Problem: Suppose n fair dice are rolled. Those that show a six are rolled again. What are the mean and the variance of the number of sixes obtained in the second round of this experiment?
Solution: Suppose Y is the number of dice in the first round that show a six
Let X be the number of dice in the second round that show a six
Given: $$Y = y$$ $$X ∼ Bin(y, \frac{1}{6})$$ $$Also, \ Y ∼ Bin(n, \frac{1}{6})$$ $$\therefore E(X) = E[E(X|Y = y)] = E_{Y}[\frac{y}{6}]=\frac{n}{36}$$
Note: I got this part above.
My problem understanding starts here:
$$Var(X) = E_{Y}[Var(X|Y = y)] + Var_{Y}[E(X|Y = y)]$$ $$= E_{Y}[y\frac{1}{6}\frac{5}{6}] + Var_{Y}[\frac{y}{6}]$$ $$= \frac{5}{36}\frac{n}{6} + \frac{1}{36}n\frac{1}{6}\frac{5}{6}$$ $$= \frac{35n}{1296}$$
My question: How does $E_{Y}[Var(X|Y = y)] $ become $E_{Y}[y\frac{1}{6}\frac{5}{6}]$ ? I basically need an explanation.
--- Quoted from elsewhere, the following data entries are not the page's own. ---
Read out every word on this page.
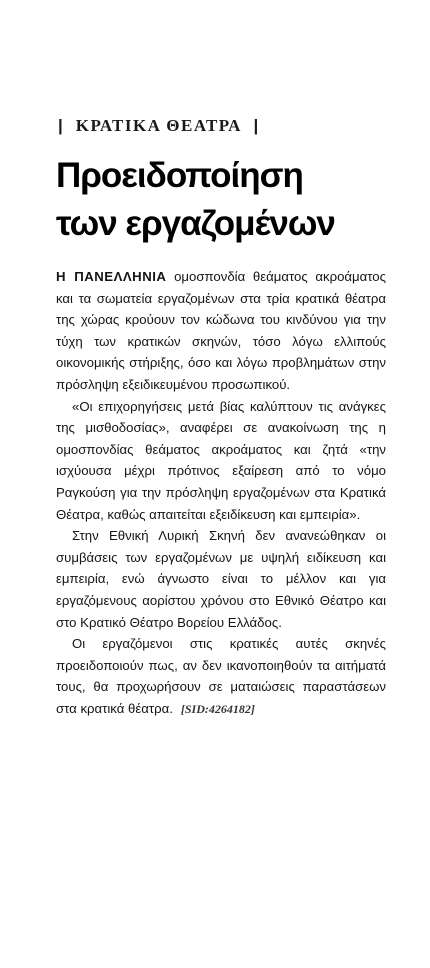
| ΚΡΑΤΙΚΑ ΘΕΑΤΡΑ |
Προειδοποίηση
των εργαζομένων

Η ΠΑΝΕΛΛΗΝΙΑ ομοσπονδία θεάματος ακροάματος και τα σωματεία εργαζομένων στα τρία κρατικά θέατρα της χώρας κρούουν τον κώδωνα του κινδύνου για την τύχη των κρατικών σκηνών, τόσο λόγω ελλιπούς οικονομικής στήριξης, όσο και λόγω προβλημάτων στην πρόσληψη εξειδικευμένου προσωπικού.

«Οι επιχορηγήσεις μετά βίας καλύπτουν τις ανάγκες της μισθοδοσίας», αναφέρει σε ανακοίνωση της η ομοσπονδίας θεάματος ακροάματος και ζητά «την ισχύουσα μέχρι πρότινος εξαίρεση από το νόμο Ραγκούση για την πρόσληψη εργαζομένων στα Κρατικά Θέατρα, καθώς απαιτείται εξειδίκευση και εμπειρία».

Στην Εθνική Λυρική Σκηνή δεν ανανεώθηκαν οι συμβάσεις των εργαζομένων με υψηλή ειδίκευση και εμπειρία, ενώ άγνωστο είναι το μέλλον και για εργαζόμενους αορίστου χρόνου στο Εθνικό Θέατρο και στο Κρατικό Θέατρο Βορείου Ελλάδος.

Οι εργαζόμενοι στις κρατικές αυτές σκηνές προειδοποιούν πως, αν δεν ικανοποιηθούν τα αιτήματά τους, θα προχωρήσουν σε ματαιώσεις παραστάσεων στα κρατικά θέατρα. [SID:4264182]
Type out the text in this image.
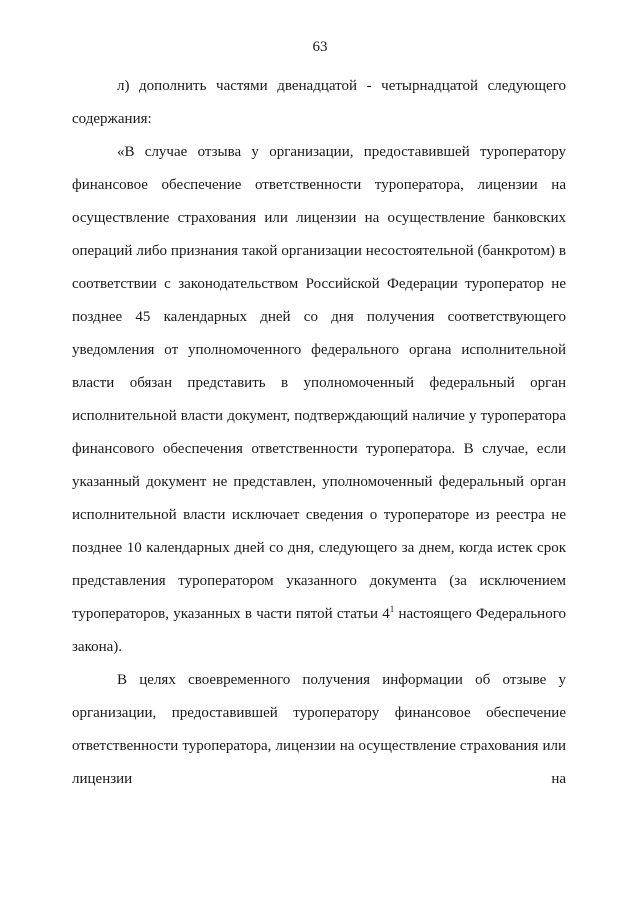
63

л) дополнить частями двенадцатой - четырнадцатой следующего содержания:

«В случае отзыва у организации, предоставившей туроператору финансовое обеспечение ответственности туроператора, лицензии на осуществление страхования или лицензии на осуществление банковских операций либо признания такой организации несостоятельной (банкротом) в соответствии с законодательством Российской Федерации туроператор не позднее 45 календарных дней со дня получения соответствующего уведомления от уполномоченного федерального органа исполнительной власти обязан представить в уполномоченный федеральный орган исполнительной власти документ, подтверждающий наличие у туроператора финансового обеспечения ответственности туроператора. В случае, если указанный документ не представлен, уполномоченный федеральный орган исполнительной власти исключает сведения о туроператоре из реестра не позднее 10 календарных дней со дня, следующего за днем, когда истек срок представления туроператором указанного документа (за исключением туроператоров, указанных в части пятой статьи $4^1$ настоящего Федерального закона).

В целях своевременного получения информации об отзыве у организации, предоставившей туроператору финансовое обеспечение ответственности туроператора, лицензии на осуществление страхования или лицензии на
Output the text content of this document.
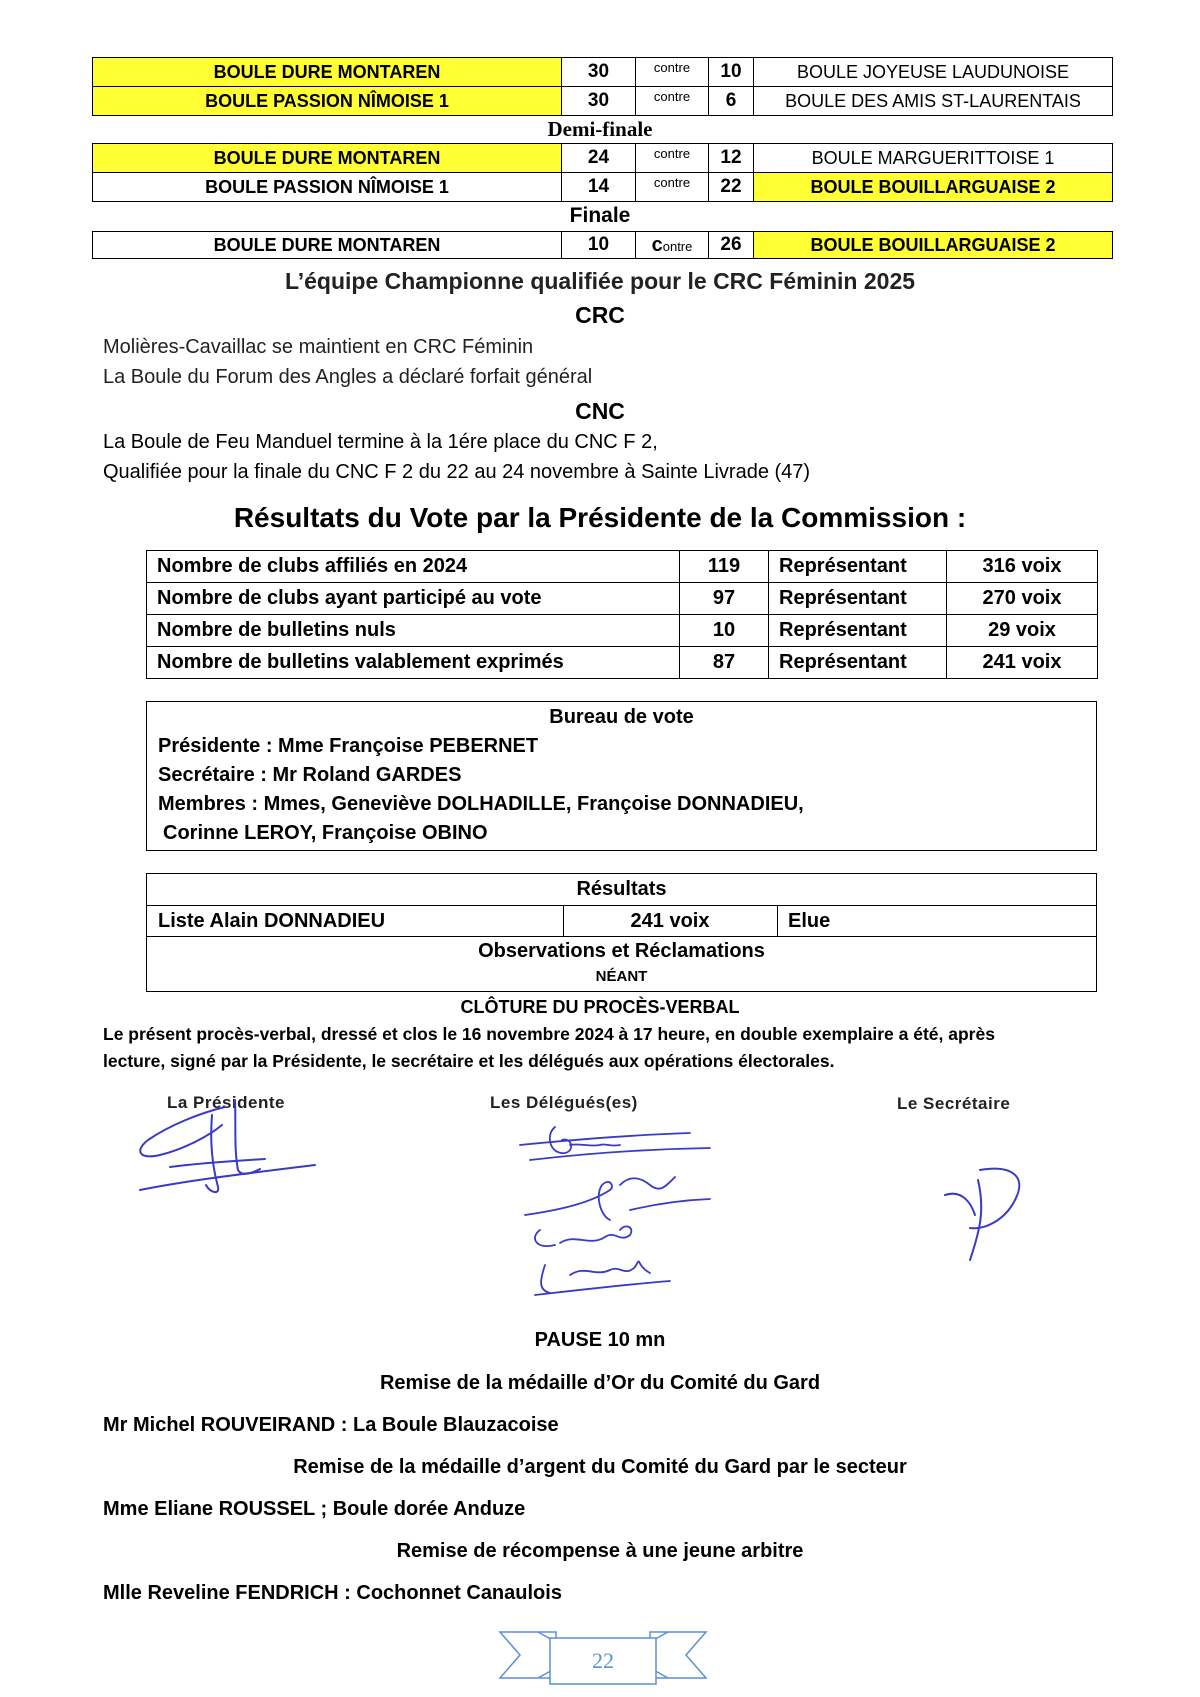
BOULE DURE MONTAREN	30	contre	10	BOULE JOYEUSE LAUDUNOISE
BOULE PASSION NÎMOISE 1	30	contre	6	BOULE DES AMIS ST-LAURENTAIS
Demi-finale
BOULE DURE MONTAREN	24	contre	12	BOULE MARGUERITTOISE 1
BOULE PASSION NÎMOISE 1	14	contre	22	BOULE BOUILLARGUAISE 2
Finale
BOULE DURE MONTAREN	10	contre	26	BOULE BOUILLARGUAISE 2
L’équipe Championne qualifiée pour le CRC Féminin 2025
CRC
Molières-Cavaillac se maintient en CRC Féminin
La Boule du Forum des Angles a déclaré forfait général
CNC
La Boule de Feu Manduel termine à la 1ére place du CNC F 2,
Qualifiée pour la finale du CNC F 2 du 22 au 24 novembre à Sainte Livrade (47)
Résultats du Vote par la Présidente de la Commission :
Nombre de clubs affiliés en 2024	119	Représentant	316 voix
Nombre de clubs ayant participé au vote	97	Représentant	270 voix
Nombre de bulletins nuls	10	Représentant	29 voix
Nombre de bulletins valablement exprimés	87	Représentant	241 voix
Bureau de vote
Présidente : Mme Françoise PEBERNET
Secrétaire : Mr Roland GARDES
Membres : Mmes, Geneviève DOLHADILLE, Françoise DONNADIEU,
Corinne LEROY, Françoise OBINO
Résultats
Liste Alain DONNADIEU	241 voix	Elue
Observations et Réclamations
NÉANT
CLÔTURE DU PROCÈS-VERBAL
Le présent procès-verbal, dressé et clos le 16 novembre 2024 à 17 heure, en double exemplaire a été, après
lecture, signé par la Présidente, le secrétaire et les délégués aux opérations électorales.
La Présidente	Les Délégués(es)	Le Secrétaire
PAUSE 10 mn
Remise de la médaille d’Or du Comité du Gard
Mr Michel ROUVEIRAND : La Boule Blauzacoise
Remise de la médaille d’argent du Comité du Gard par le secteur
Mme Eliane ROUSSEL ; Boule dorée Anduze
Remise de récompense à une jeune arbitre
Mlle Reveline FENDRICH : Cochonnet Canaulois
22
I'm having difficulty understanding conditional variances so any help in terms of tips or resources to understand it better would be great. Thank you.
We have that $X|Y=y\sim \textrm{Bin}(n=y,p=1/6)$ therefore $$\textrm{Var}[X|Y=y]=np(1-p)=y\frac{1}{6}\frac{5}{6}$$ This is because if we know the number of sixes of the first round (i.e. $y$) then we know how many dice will be rolled in the second round.